Resolving the Polarized Dust Emission of the Disk around the Massive Star Powering the HH 80-81 Radio Jet

GIRART, J.M.; FERNÁNDEZ-LÓPEZ, M.; LI, Z.-Y.; YANG, H.; ESTALELLA, R.; ANGLADA, G.; ANEZ-LÓPEZ, N.; BUSQUET, G.; CARRASCO-GONZÁLEZ, C.; CURIEL, S.; GALVAN-MADRID, R.; GÓMEZ, J.F.; GREGORIO-MONSALVO, I. DE; JIMÉNEZ-SERRA, I.; KRASNOPOLSKY, R.; MARTI, J.; OSORIO, M.; PADOVANI, M.; RAO, R.; RODRIGUEZ, L.F.; TORRELLES, J.M.

Astrophysical Journal Letters

Institute of Physics Publishing

Año: 2018 vol. 856

2041-8205

Here we present deep (16 μJy beam-1), very high (40 mas) angular resolution 1.14 mm, polarimetric, Atacama Large Millimeter/submillimeter Array (ALMA) observations toward the massive protostar driving the HH 80-81 radio jet.
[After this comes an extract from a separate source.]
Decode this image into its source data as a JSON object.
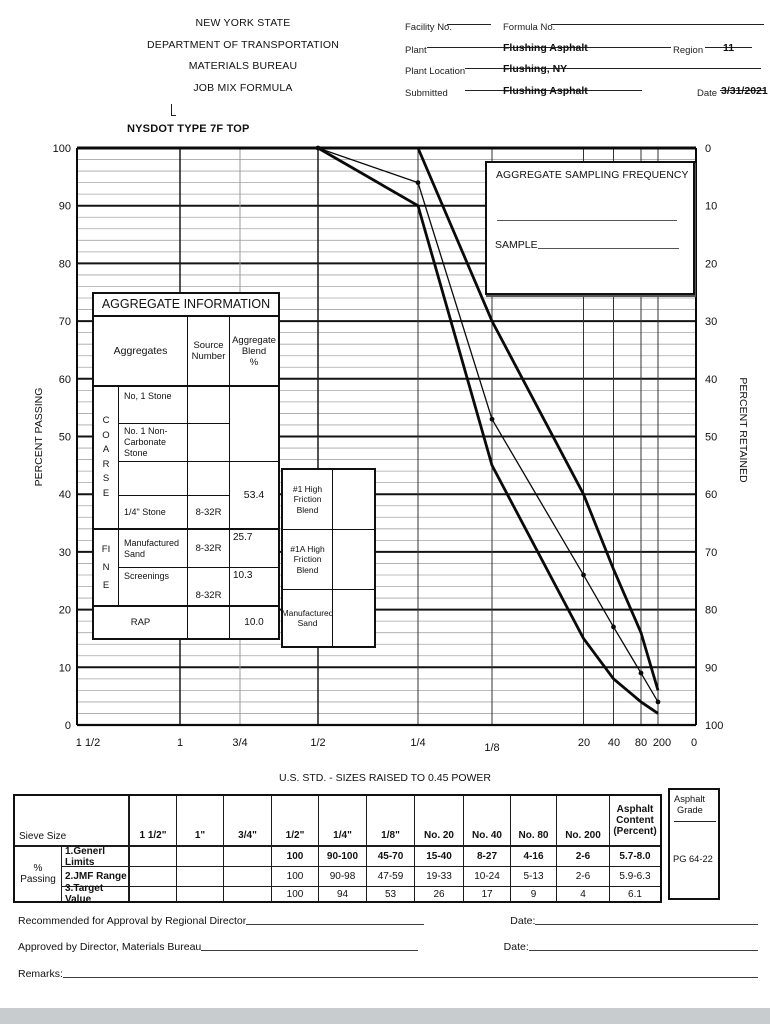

The observations clearly resolve the disk oriented perpendicularly to the radio jet, with a radius of ≃0.″171 (∼291 au at 1.7 kpc distance). The continuum brightness temperature, the intensity profile, and the polarization properties clearly indicate that the disk is optically thick for a radius of R ≲ 170 au. The linear polarization of the dust emission is detected almost all along the disk, and its properties suggest that dust polarization is produced mainly by self-scattering. However, the polarization pattern presents a clear differentiation between the inner (optically thick) part of the disk and the outer (optically thin) region of the disk, with a sharp transition that occurs at a radius of ∼0.″1 (∼170 au). The polarization characteristics of the inner disk suggest that dust settling has not occurred yet with a maximum dust grain size between 50 and 500 μm. The outer part of the disk has a clear azimuthal pattern but with a significantly higher polarization fraction compared to the inner disk. This pattern is broadly consistent with the self-scattering of a radiation field that is beamed radially outward, as expected in the optically thin outer region, although contribution from non-spherical grains aligned with respect to the radiative flux cannot be excluded.